No. There are no licensing fees, per-seat pricing, usage limits, or vendor lock-in mechanisms. The AGPL license ensures the software's source code remains free forever.
Our sustainability model focuses on donations and optional services (like custom development, hosting, training, or consulting) rather than mandatory fees. You can always export your data, modify the software, or migrate to different hosting without restrictions.
OSN sustainability comes from multiple sources:
- Grant funding: Research and development grants for open science infrastructure
- Donations: Community and institutional support for the public good
- Optional services: custom development, managed hosting, and training programs
- Institutional partnerships: Collaborative development with research organisations
OSN is built on Bonfire, a modular framework for federated social networks. The initiative is led by the Bonfire team in collaboration with scientists and researchers, ensuring development stays focused on actual research community needs.
The modular architecture allows communities to add features as they evolve, from repository connectors to peer review workflows, without vendor lock-in.
You maintain complete control over your data with full export capabilities. All conversations, publications, metadata, and user data can be exported in standard formats for archiving or importing into compatible platforms
Yes, OSN uses ActivityPub federation to connect with the broader scientific social web. Researchers can follow and interact with colleagues on Mastodon, other Bonfire instances, and ActivityPub-compatible platforms.
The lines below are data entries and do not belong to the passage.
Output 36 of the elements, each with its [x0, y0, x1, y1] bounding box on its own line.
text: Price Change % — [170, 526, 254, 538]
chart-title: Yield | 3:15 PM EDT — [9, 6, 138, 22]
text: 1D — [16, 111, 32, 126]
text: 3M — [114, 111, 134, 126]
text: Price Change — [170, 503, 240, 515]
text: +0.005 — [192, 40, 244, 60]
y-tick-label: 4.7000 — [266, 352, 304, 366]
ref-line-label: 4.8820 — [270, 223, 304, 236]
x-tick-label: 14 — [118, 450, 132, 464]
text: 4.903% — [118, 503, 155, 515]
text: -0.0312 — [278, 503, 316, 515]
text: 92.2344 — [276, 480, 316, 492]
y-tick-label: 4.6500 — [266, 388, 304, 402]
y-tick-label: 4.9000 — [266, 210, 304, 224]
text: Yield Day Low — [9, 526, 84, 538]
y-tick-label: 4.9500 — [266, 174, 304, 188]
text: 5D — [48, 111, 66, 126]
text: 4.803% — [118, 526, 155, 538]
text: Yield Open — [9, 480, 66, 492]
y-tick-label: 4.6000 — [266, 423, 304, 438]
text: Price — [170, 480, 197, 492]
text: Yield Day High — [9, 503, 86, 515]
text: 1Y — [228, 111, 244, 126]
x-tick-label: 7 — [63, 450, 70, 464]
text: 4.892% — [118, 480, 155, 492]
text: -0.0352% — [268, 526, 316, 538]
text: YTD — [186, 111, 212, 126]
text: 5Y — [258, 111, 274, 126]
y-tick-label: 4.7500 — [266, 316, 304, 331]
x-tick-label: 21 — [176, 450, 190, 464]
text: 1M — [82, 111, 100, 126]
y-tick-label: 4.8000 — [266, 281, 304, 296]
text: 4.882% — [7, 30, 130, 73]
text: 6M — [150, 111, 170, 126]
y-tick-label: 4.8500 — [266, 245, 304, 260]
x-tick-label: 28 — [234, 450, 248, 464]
OSN is also compatible with bridging systems for Bluesky interoperability, enabling interaction with researchers across different platforms.
Administrators and users have complete control over access, visibility, and participation:
Registration options:
- Invite-only: Curated membership through invitations
- Institutional SSO: Automatic access for authenticated users
- Open signup: Public registration (generally discouraged for research communities)
- Closed community: No new registrations
User-level sharing controls:
- Share publicly
- Share with local instance members only
- Share with your existing network
- Share with specific circles/groups
- Share with specific users
Administrators can set default sharing options for the community, ensuring alignment with institutional policies and privacy needs.
OSN is designed for integration, not replacement. We can create adapters and connectors for existing research infrastructure including repository services, institutional authentication systems, and publication databases.
The platform already integrates with ORCID for researcher identity and automatic publication history import, OpenAlex for research metadata enrichment, and Zenodo/InvenioRDM for data sharing and preservation.
When researchers sign in through Single Sign-On, their research profiles appear immediately with publications, affiliations, and interests automatically populated.
OSN integrates with research repositories to link conversations directly to relevant datasets, code, and supplementary materials. When researchers share papers, the system automatically enriches them with metadata from multiple sources: co-authors, journal information, open access links, and connections to related datasets or software.
Through OpenAlex integration, researcher profiles are automatically enriched using their ORCID ID to pull comprehensive research data. This includes widgets displaying their most recent publications, research topics, institutional affiliations and more, all without manual data entry. The system creates dynamic research profiles that stay current as researchers publish new work.
This creates a comprehensive research environment where discussions, data, publications, and researcher expertise form an interconnected web of knowledge, all while maintaining institutional control over your community's intellectual assets.
Yes, researchers have full control over their published content. They can update metadata for existing publications or create new versions that automatically link to previous iterations, maintaining complete publication history and citation integrity.